Obstacle course racing, in general, is on the rise. Why? Because runners and other athletes can get bored. Some 3 million people participated last year -- up from 50,000 in 2010. If only networks and programs could get the same results.
NBCSN, the NBC Sports Network, will show six races of the Reebok Spartan Race series starting July 22. Dirt, grime, sweat, warrior-paint -- and thinking out of the box -- is optional.
Viewers already have had a taste of this, mostly in the summer, with NBC/Esquire Network’s “American Ninja Warrior” and ABC’s “Wipeout.”
Not just real-life, real-world athletes can get bored, but TV viewers as well. Anything to spice up their predictable drama, comedy, or reality shows is always welcome. How about adding some mud?
Trouble is that a huge part of the viewing audience likes predictability. Thus, a steady flow of viewers will head to such programming as CBS’ “procedurals” or ABC’s “serials.” Viewers know where the finish line is -- and that’s not always bad.
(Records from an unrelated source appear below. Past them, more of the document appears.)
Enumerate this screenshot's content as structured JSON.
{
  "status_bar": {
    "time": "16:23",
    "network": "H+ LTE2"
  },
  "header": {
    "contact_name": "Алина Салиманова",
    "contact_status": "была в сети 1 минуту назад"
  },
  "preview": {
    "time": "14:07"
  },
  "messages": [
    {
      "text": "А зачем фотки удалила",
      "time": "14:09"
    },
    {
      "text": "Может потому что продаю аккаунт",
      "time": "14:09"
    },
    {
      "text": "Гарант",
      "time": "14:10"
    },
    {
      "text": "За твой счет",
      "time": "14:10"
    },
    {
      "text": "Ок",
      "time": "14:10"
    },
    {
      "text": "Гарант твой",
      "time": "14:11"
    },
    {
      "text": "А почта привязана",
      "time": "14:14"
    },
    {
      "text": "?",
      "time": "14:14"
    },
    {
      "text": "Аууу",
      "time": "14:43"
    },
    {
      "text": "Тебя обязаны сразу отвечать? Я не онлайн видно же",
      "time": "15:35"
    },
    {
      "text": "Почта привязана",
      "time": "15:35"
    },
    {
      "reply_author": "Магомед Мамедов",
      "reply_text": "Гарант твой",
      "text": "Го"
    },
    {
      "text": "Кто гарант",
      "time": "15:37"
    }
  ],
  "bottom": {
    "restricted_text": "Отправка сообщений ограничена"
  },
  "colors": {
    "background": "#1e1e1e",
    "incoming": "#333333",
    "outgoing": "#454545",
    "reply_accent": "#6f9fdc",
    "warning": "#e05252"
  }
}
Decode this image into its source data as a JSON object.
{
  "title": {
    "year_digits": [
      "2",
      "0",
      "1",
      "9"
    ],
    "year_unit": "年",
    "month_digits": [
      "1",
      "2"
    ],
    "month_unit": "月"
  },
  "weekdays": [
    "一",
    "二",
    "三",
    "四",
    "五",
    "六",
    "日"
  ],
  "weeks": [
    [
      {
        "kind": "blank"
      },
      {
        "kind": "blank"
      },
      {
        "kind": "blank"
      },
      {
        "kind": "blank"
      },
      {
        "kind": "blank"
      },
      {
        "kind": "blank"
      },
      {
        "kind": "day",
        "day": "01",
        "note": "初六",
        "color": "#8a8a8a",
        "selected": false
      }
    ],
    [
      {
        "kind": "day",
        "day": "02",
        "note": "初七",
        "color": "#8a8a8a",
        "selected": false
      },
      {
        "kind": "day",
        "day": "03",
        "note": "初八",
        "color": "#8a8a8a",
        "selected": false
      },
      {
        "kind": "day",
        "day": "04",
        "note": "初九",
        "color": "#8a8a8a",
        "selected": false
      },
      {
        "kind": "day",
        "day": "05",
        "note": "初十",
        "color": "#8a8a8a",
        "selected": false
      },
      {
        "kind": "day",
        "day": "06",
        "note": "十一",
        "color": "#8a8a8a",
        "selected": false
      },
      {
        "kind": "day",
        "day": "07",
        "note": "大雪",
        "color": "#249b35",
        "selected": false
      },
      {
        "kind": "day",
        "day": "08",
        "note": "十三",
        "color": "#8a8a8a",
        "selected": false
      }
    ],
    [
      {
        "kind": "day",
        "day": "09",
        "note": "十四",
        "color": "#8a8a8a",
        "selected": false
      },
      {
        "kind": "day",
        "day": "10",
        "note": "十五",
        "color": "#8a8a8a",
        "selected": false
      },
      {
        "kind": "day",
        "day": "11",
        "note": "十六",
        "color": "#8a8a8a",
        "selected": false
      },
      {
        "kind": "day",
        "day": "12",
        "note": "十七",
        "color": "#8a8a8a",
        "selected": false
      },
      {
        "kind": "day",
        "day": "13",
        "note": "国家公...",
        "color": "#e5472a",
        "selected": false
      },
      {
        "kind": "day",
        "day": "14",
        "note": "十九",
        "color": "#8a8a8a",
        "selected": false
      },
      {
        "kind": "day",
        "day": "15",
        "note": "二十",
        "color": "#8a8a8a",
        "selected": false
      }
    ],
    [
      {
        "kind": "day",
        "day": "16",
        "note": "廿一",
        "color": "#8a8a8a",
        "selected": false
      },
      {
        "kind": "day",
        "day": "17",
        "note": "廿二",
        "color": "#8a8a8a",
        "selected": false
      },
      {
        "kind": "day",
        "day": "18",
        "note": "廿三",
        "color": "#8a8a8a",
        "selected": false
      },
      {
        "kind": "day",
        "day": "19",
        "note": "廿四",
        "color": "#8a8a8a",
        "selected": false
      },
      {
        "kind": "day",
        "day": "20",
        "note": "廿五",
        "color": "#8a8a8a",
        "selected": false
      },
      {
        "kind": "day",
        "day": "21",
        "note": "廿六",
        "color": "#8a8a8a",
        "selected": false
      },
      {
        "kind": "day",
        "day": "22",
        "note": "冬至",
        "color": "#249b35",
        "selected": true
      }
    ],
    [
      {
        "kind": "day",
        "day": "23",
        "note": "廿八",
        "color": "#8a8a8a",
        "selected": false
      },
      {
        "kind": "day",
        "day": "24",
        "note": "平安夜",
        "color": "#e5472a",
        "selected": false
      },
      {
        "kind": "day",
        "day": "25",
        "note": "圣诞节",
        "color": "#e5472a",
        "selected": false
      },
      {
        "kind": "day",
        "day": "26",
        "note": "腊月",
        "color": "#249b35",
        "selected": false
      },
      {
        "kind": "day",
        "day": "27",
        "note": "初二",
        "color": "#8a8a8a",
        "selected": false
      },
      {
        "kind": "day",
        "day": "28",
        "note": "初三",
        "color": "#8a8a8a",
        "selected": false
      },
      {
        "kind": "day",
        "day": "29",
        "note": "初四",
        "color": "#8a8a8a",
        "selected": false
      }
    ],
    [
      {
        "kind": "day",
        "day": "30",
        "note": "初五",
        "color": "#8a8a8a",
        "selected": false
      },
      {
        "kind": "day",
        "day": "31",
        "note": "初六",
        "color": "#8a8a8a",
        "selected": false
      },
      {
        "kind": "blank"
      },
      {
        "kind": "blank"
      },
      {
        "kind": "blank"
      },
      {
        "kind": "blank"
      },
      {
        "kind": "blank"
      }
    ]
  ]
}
But speaking of “bad,” you also need the “Breaking Bad”s of the world -- those shows where even actors might believe the heightened dramatic scripts might end after only one season of around 13 episodes or so.
Year-long series will be the bread-and-butter of all networks for sometime -- despite executives’ efforts to ramp up special one-time-only live musicals and limited-episode programming. A change will also occur as more viewers move to time-shifted and video-on-demand programming.
So what’s next?
Will the possible demise of pilot season mean anything?
This is where producers, talent and writers would ready shows in anticipation of network upfront presentations -- with some 80 comedy and drama projects getting cast, shot and edited in around three months.
Networks are increasingly poised to upset this apple cart with more mid-season, spring-season, summer season, and post-season launches. But it all takes the strength and stamina that only cross-training can brings.
Ratings are high on the climbing wall. But that also means the chance of falling badly, from a great height and with bigger network wipeouts!